The definitions hinge on the use of the property, not the physical characteristics of the property or the purpose for which it was originally built. 

A property is classified as domestic if it is used as living accommodation. As well as traditional houses and flats, other types of property used as living accommodation – for example, chalets, caravans, houseboats, park homes and lodges – are subject to the council tax system.

Where a chalet is classified by the VOA as a domestic property, it will be liable for council tax unless it is eligible for a specific exemption.

Specific arrangements apply to properties providing living accommodation which are let as self-catering accommodation. A property used to provide living accommodation will be classified as non-domestic, for local tax purposes, only if it is let commercially for short periods as self-catering accommodation and meets the criteria set out in legislation (including being available to let for at least 252 days and actually let for 182 days in a 12-month period).

Chalets (and other properties) which meet the criteria are listed for non-domestic rates while those which do not meet the criteria are listed for council tax.

If a domestic property is not the primary residence of the owner, it may also be liable for a council tax premium for second homes if the local authority has determined to apply one. There are a number of statutory exceptions to council tax premiums: these include occupied caravan pitches and dwellings subject to certain planning conditions. Dwellings which qualify for an exception cannot be charged a premium but can still be charged council tax at the standard rate.

The Welsh Government has legislated to increase the maximum premium which local authorities may charge to 300% from 1 April 2023. It is for individual authorities to decide whether to apply a premium and at what level to apply it. In making these decisions, each authority needs to assess the possible impacts on individuals, communities, and the local economy. 

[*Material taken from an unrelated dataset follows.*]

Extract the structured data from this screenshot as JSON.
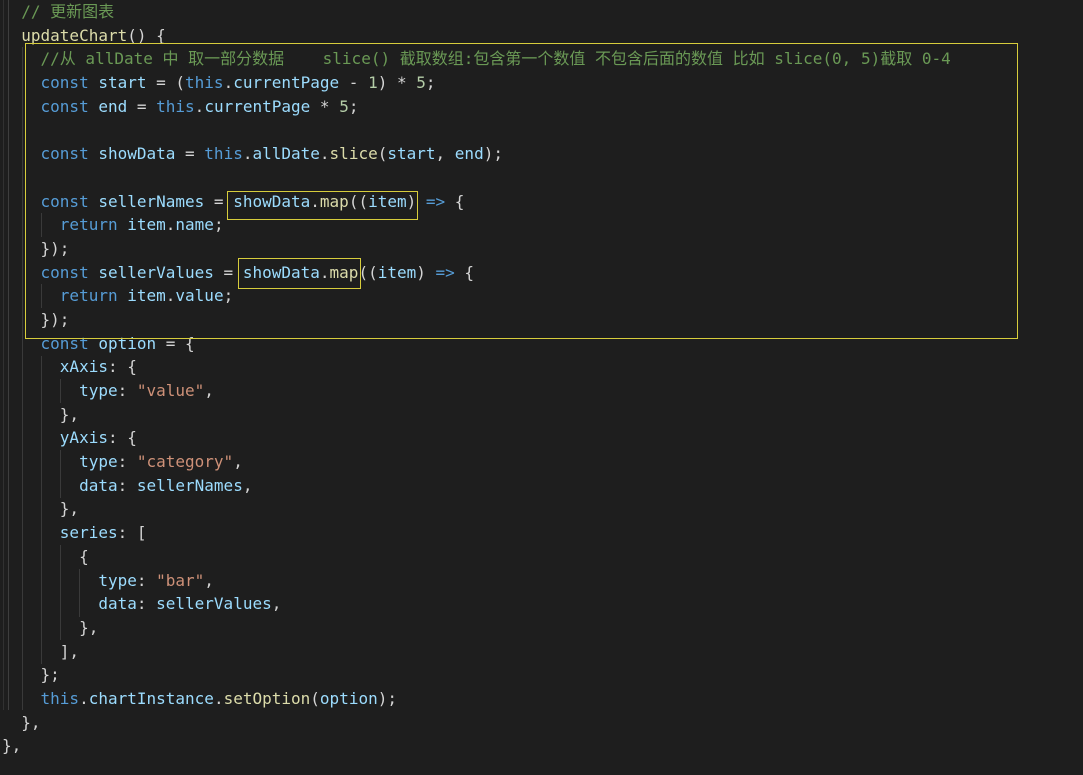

The Welsh Government has provided guidance for local authorities on the implementation of the council tax premiums on long-term empty homes and second homes. This strongly encourages local authorities to consult before making a determination which increases a premium to a level above 100% at least six months before the beginning of the financial year to which the proposed premium increase relates. The powers to charge a premium on long-term empty and second homes are discretionary and allow local authorities to tailor their use of the powers to address local needs and reflect the different patterns of housing availability and needs across Wales. 

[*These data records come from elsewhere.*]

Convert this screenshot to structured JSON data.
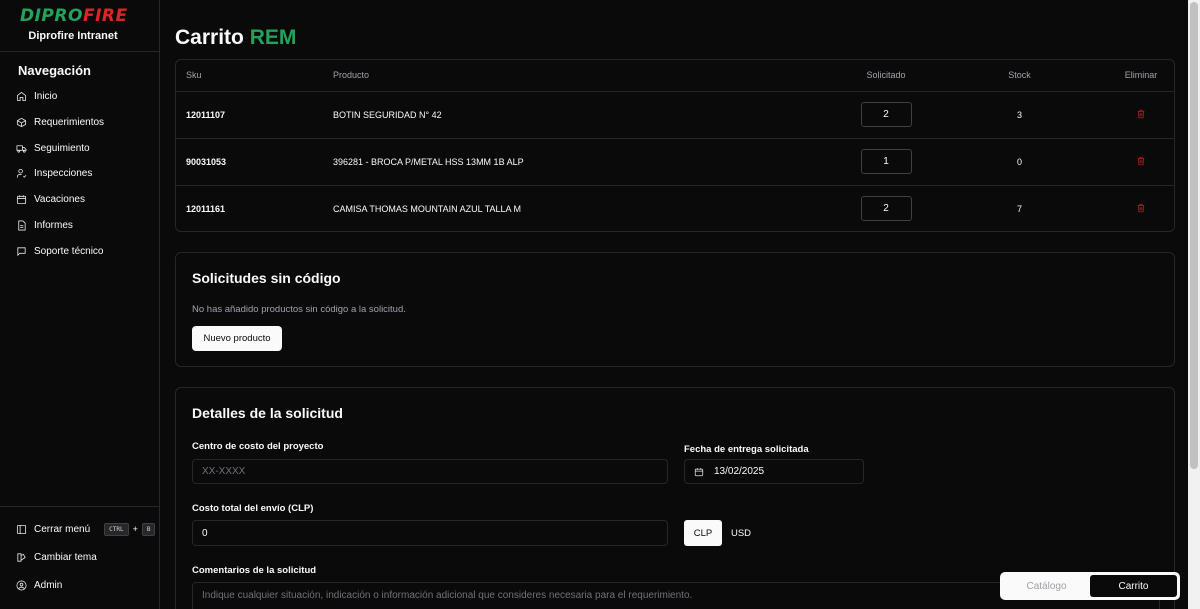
{
  "app": {
    "logo_green": "DIPRO",
    "logo_red": "FIRE",
    "brand": "Diprofire Intranet",
    "colors": {
      "accent": "#22a35a",
      "danger": "#dc2626",
      "background": "#0a0a0a"
    }
  },
  "sidebar": {
    "title": "Navegación",
    "items": [
      {
        "label": "Inicio",
        "icon": "home-icon"
      },
      {
        "label": "Requerimientos",
        "icon": "box-icon"
      },
      {
        "label": "Seguimiento",
        "icon": "truck-icon"
      },
      {
        "label": "Inspecciones",
        "icon": "user-check-icon"
      },
      {
        "label": "Vacaciones",
        "icon": "calendar-icon"
      },
      {
        "label": "Informes",
        "icon": "file-icon"
      },
      {
        "label": "Soporte técnico",
        "icon": "message-icon"
      }
    ],
    "footer": {
      "collapse_label": "Cerrar menú",
      "shortcut_key1": "CTRL",
      "shortcut_plus": "+",
      "shortcut_key2": "B",
      "theme_label": "Cambiar tema",
      "admin_label": "Admin"
    }
  },
  "page": {
    "title": "Carrito",
    "title_accent": "REM"
  },
  "cart_table": {
    "columns": [
      "Sku",
      "Producto",
      "Solicitado",
      "Stock",
      "Eliminar"
    ],
    "rows": [
      {
        "sku": "12011107",
        "product": "BOTIN SEGURIDAD N° 42",
        "requested": "2",
        "stock": "3"
      },
      {
        "sku": "90031053",
        "product": "396281 - BROCA P/METAL HSS 13MM 1B ALP",
        "requested": "1",
        "stock": "0"
      },
      {
        "sku": "12011161",
        "product": "CAMISA THOMAS MOUNTAIN AZUL TALLA M",
        "requested": "2",
        "stock": "7"
      }
    ]
  },
  "no_code": {
    "title": "Solicitudes sin código",
    "empty_text": "No has añadido productos sin código a la solicitud.",
    "new_button": "Nuevo producto"
  },
  "details": {
    "title": "Detalles de la solicitud",
    "cost_center_label": "Centro de costo del proyecto",
    "cost_center_placeholder": "XX-XXXX",
    "delivery_label": "Fecha de entrega solicitada",
    "delivery_value": "13/02/2025",
    "shipping_label": "Costo total del envío (CLP)",
    "shipping_value": "0",
    "currency_options": [
      "CLP",
      "USD"
    ],
    "currency_selected": "CLP",
    "comments_label": "Comentarios de la solicitud",
    "comments_placeholder": "Indique cualquier situación, indicación o información adicional que consideres necesaria para el requerimiento."
  },
  "view_switch": {
    "catalog_label": "Catálogo",
    "cart_label": "Carrito",
    "active": "Carrito"
  }
}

The guidance also explains a range circumstances where an authority cannot charge a premium on a dwelling which falls within an exception. A local authority must have regard to the exceptions before charging a premium.

There is an exception from the premium for seasonal homes or holiday lets where year-round or permanent occupation is prohibited. This exception often applies to purpose-built holiday homes and chalets which are subject to planning conditions restricting year-round occupancy. From 1 April 2023, the Class 6 exception has been extended to include every dwelling restricted by a planning condition which prevents occupancy for a continuous period of at least 28 days in any one-year period; specifies its use as a holiday let only; prevents occupancy as a person’s sole or main residence.

In exercising its powers to apply a premium, an authority may also determine particular types or classes of properties within the categories of long-term empty properties or second homes to which it will or will not apply a premium. The guidance includes illustrative examples of where a local authority might consider using this discretion: these examples include lodges, caravans, or chalets. 

Local authorities also have discretionary powers to reduce council tax bills and they can use these powers to reduce a bill by any amount. It is a matter for each local authority whether it uses these powers and determinations are made on a case‑by‑case basis. In the interest of fairness and transparency, local authorities should have a clear policy on whether, and how, these powers will be used.